Of course, this wasn’t the only concern analysts had with Binance. An exchange of Binance’s touted “proof-of-reserves” has been largely criticised for how it didn’t reveal much about the exchange’s internal financial controls. On Tuesday, the exchange temporarily suspended withdrawals of the USDC stablecoin. Crypto users are very jittery right now since there have been plenty of cases this year where an exchange told users it was “temporarily” halting withdrawals before finally closing up shop, leaving users bereft of their crypto.

But Zhao reiterated his company’s earlier messaging that the exchange was simply converting its USDC to its native token BUSD “in order to retain large liquidity pools.” He added that the current processes his company uses to convert tokens is “clunky” since they have to go through a New York-based bank using actual U.S. dollars.

In a Twitter Spaces live chat Wednesday, Zhao said they had already seen the money “flowing back” and that the withdrawals was “very normal market behaviour.”

“While we expect the next several months to be bumpy, we will get past this challenging period – and we’ll be stronger for having been through it,” he said in his letter to staff.

With the collapse of FTX and the end to Sam Bankman-Fried’s reign in the crypto sphere, there’s only two big exchanges left that are big enough to really matter, that being Coinbase and — still the number 1 biggest exchange by trading volume — Binance.

Binance was in the thick of things when FTX had finally reached the point of no return. Zhao had originally announced a tentative agreement to buy up Bankman-Fried’s beleaguered exchange once it became clear that FTX’s had built its castle on the loose sand of its own native FTT token. After taking a look at Binance’s internal finances, Zhao and co quickly backed out and worked to distance himself and his exchange from his erstwhile friendly rival and FTX. Bankman-Fried has since been arrested and faces federal charges in the U.S. for lying to both investors and customers about how his company allegedly abused users’ funds.

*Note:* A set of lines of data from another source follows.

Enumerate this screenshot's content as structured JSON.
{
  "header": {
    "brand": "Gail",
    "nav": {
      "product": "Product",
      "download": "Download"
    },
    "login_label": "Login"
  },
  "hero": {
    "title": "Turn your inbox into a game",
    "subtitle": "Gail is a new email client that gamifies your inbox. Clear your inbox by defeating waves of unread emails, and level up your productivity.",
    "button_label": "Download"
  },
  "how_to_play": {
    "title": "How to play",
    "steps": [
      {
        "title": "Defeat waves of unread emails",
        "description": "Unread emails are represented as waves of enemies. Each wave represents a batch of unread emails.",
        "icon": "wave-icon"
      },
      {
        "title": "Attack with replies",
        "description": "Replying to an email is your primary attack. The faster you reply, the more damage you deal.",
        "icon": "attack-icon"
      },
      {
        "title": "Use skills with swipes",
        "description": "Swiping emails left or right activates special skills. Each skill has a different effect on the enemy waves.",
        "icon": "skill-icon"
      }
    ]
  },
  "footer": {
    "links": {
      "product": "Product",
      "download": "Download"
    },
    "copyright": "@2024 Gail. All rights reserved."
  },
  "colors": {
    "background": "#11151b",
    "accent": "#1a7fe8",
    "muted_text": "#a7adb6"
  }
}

Though there’s no evidence to point to Binance making some of the same mistakes FTX did, the latest filings have revealed just how deeply Bankman-Fried’s company had been hit by the collapse of the Terra stablecoin earlier this year, according to charges filed by the Securities and Exchange Commission. It took until the exchange was underwater before folks got to take a real look under the exchange’s hood, so to speak. Without clear signs everything’s A-ok, investors still seem to trust Binance with their crypto, but for how long?